Hal tersebut dibahas dalam pertemuan Presiden Prabowo dengan Menteri Investasi dan Hilirisasi sekaligus CEO Danantara Rosan Roeslani, jajaran pimpinan Danantara, serta Menteri ESDM Bahlil Lahadalia di Hambalang, Jumat 5 September 2026.
Dalam pertemuan itu dibahas sejumlah agenda strategis nasional, mulai dari percepatan hilirisasi sumber daya alam, penguatan investasi, hingga restrukturisasi BUMN.

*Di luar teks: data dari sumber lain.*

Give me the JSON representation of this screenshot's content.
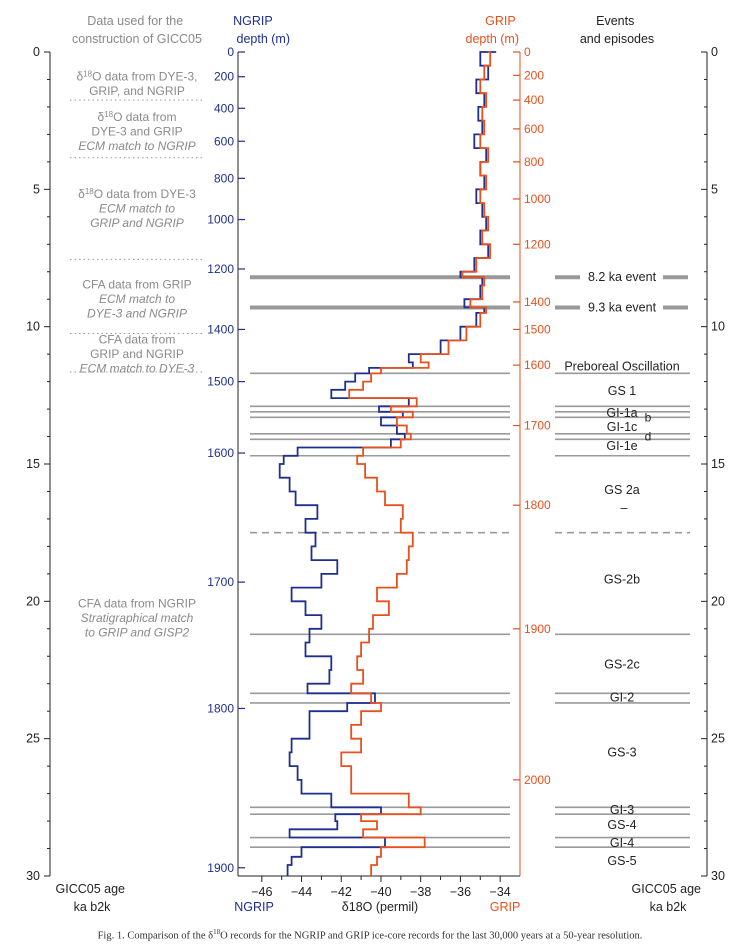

Pemerintah menyebut sebanyak 290 BUMN telah ditutup sebagai bagian dari efisiensi. Penutupan tersebut diklaim mampu menghemat anggaran negara hingga puluhan triliun rupiah."Restrukturisasi ini ditargetkan terus berlanjut hingga akhir 2026,"demikian disampaikan dalam keterangan resmi.
Selain BUMN, rapat juga membahas percepatan program hilirisasi dan penguatan investasi melalui Danantara agar berdampak langsung pada penciptaan lapangan kerja dan pertumbuhan ekonomi.
Langkah perampingan BUMN ini diharapkan membuat perusahaan negara menjadi lebih ramping, sehat, dan fokus pada sektor-sektor strategis.